III. Combined cycle combustion turbine systems:
FIG. 3 presents the conventional combined cycle combustion turbine systems, including a gas turbine 16 generating electricity 14 (Turbine.sub.g in FIG. 1) and turbine exhaust gases 18. Gases 18 are directed towards a boiler 24, which can operate as a heat exchanger only as presented in FIG. 2, or as a regular boiler, where additional fuel 28 is fired. In this final configuration, the turbine exhaust gases act as a preheated oxidant in boiler 24. Boiler 24 generates steam 26 that can be used for industrial purposes, for electricity generation 30, 32, 34, or combined. The capacity of this scheme varies between 100 kW to several hundred MW. The combined cycle has a high power-to-heat ratio, and it is primarily used in the chemical and petroleum refining industries. This is the scheme making the object of this invention, and an improvement in the overall efficiency and in the cycle operation will be introduced.

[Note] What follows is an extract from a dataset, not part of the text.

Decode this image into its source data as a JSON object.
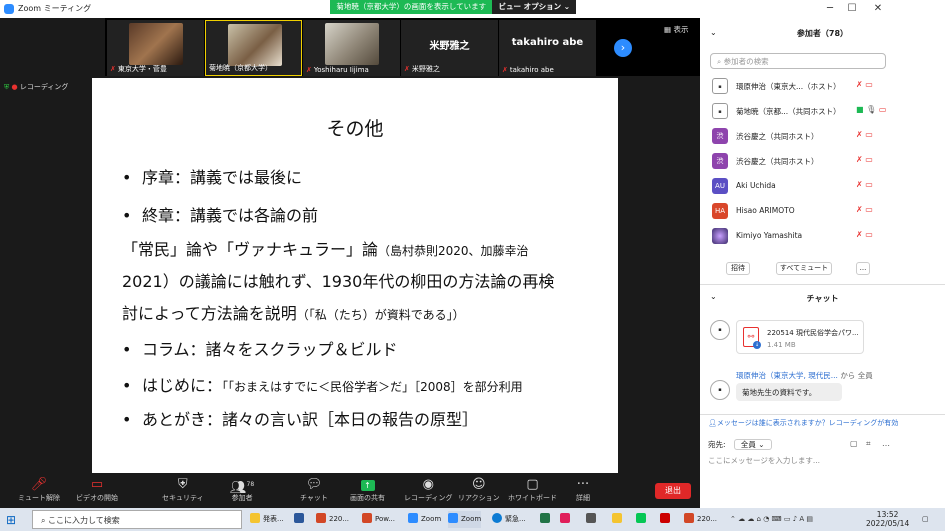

Prior work has shown the interest to enhance the power-generation efficiency and improve its operation. This invention addresses both issues. Thus, it is noted that the flue gases exiting the turbine have low oxygen content, traditionally around 12-14%. This is the mam reason why some of the prior art referenced above (U.S. Pat. No. 4,085,708), as well as existing technology, includes at least one jet of air, generally at ambient temperature. This cold air lowers the combustion temperature, and for low heating value fuels such as blast furnace gas or coke oven gas, it degrades the combustion process. By increasing the flue gas volume, the thermal losses and therefore the efficiency of the cycle is reduced. Also, the flue gas volume includes a large amount of "ballast" (nitrogen, water vapor, carbon dioxide) which requires large heat exchange areas, large ducts, etc. FIG. 4 presents the increase in the flue gas volume as the oxygen content decreases (for a fixed amount of oxygen transported through the system). For simplicity, the balance is considered to be nitrogen.
FIG. 4 shows that, as the oxygen concentration in oxidant is lowered to around 13% the volumetric flow rate through the boiler increases by around 60% when compared to the air case. This translates in larger dimensions for the boiler, or alternately higher velocities (meaning higher equipment erosion, higher energy required to transport the flue gases). At the same time, since the water vapor partial pressure in the flue gases is typically higher than in the air, the condensing temperature of the water vapor is higher, and the risk of corrosion increases. By introducing additional air into the boiler system for flame stability reasons, the gas flow rate increases even more. However, by introducing cold ambient air, the flame temperature decreases, and the combustion quality is negatively affected. This negative impact is more important when low quality fuel is used, such as blast furnace gas or coke oven gas. In this case the flame must be supported by a high quality fuel such as natural gas, increasing the fuel costs.
Thus, despite many attempts, there remains a need for improving efficiency and operation of combined cycle co-generation facilities.